Jaime doesn’t deny this, either. Even he seems, in retrospect, surprised and troubled that Cersei would be willing to give up Casterly Rock, the Lannister’s ancestral home, as collateral in the war against Daenerys Targaryen. And that wouldn’t even rank among the 20 worst things she’s done on the series.

Helen Sloan/HBO

Olenna’s confession regarding Joffrey’s murder also gives Jaime insight into Tyrion’s plight. Tyrion was the perfect scapegoat for Olenna — Cersei wasted not a single moment to point the finger at Tyrion, blaming him for her son’s death; Tywin Lannister was just as happy to go along with it and sentence his own son to death. Now Jaime knows without question that Tyrion had nothing to do with Joffrey’s death — even if he suspected as much already.

Does it mean Jaime will forgive Tyrion some for killing their father in retaliation? Perhaps unlikely, but in the macro view of Thrones, Tyrion killing Tywin is a mere blip compared to the countless atrocities committed by Cersei. Eventually, Jaime might come to terms with how far gone his sister is and perhaps make another momentous sacrifice and kill his lover for the good of the realm.

“She’s a disease,” Olenna says to him about Cersei. “I regret my role in spreading it. You will too.”

Updates on other theories we’re tracking

We pretty much know that Jon Snow is a half-Targaryen, and it seems likely that there will be three dragon riders in Thrones, per George R.R. Martin’s own vague blessing. Well, Jon finally met the dragons on Sunday, and we’re betting that he’ll ride one alongside Daenerys (and possibly Tyrion). But as with any new pet, it’s going to take Jon and his dragon some time to get accustomed to each other, if he is indeed going to command one of them — and it might be a tad more difficult than training a dog, since dragons, you know, breathe fire.

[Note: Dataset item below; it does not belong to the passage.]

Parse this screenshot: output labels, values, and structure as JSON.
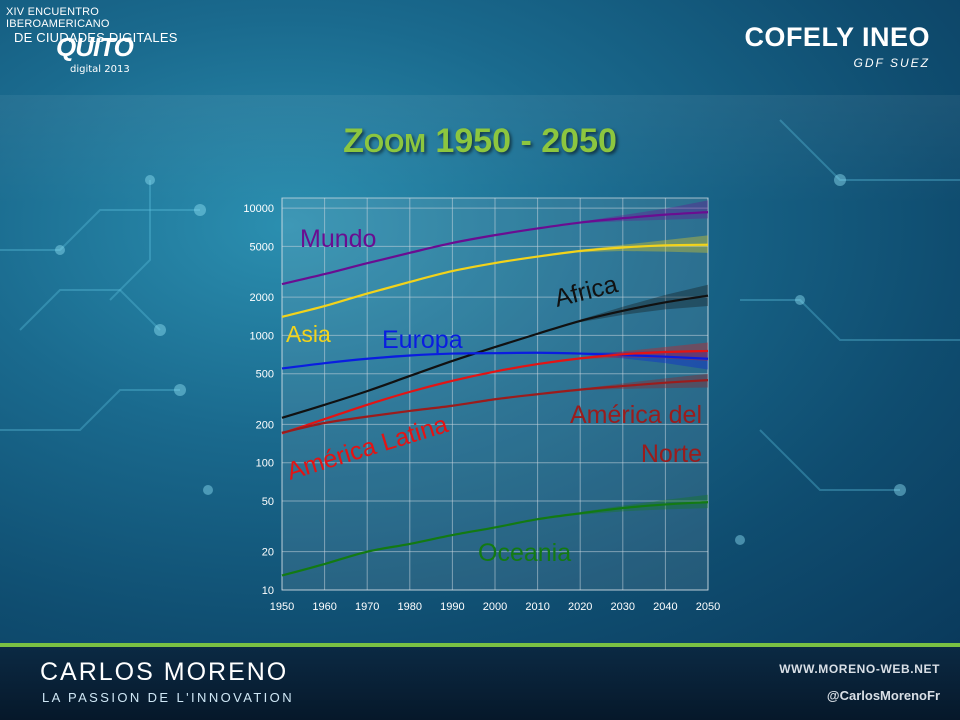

• Is this whole show really about Littlefinger vs. Varys? In Littlefinger’s eyes, it’s really Littlefinger vs. The People of Westeros. At one point in Sunday’s episode, he offers some vague, cryptic advice to Sansa Stark, telling her that she shouldn’t be concerned with the White Walkers or Cersei. Why? Because everyone is an enemy — and a friend. Wait, what? Honestly, he sounds stoned.

So, Bran Stark is back in Winterfell. Good for him! Probably not good for the Night’s Watch, though, since Bran passing through the Wall with the Night King’s mark on his arm could mean that the White Walkers will be able to destroy the Wall. Not great, Bran!

The seventh season of Game of Thrones airs Sundays at 9 p.m. Eastern on HBO.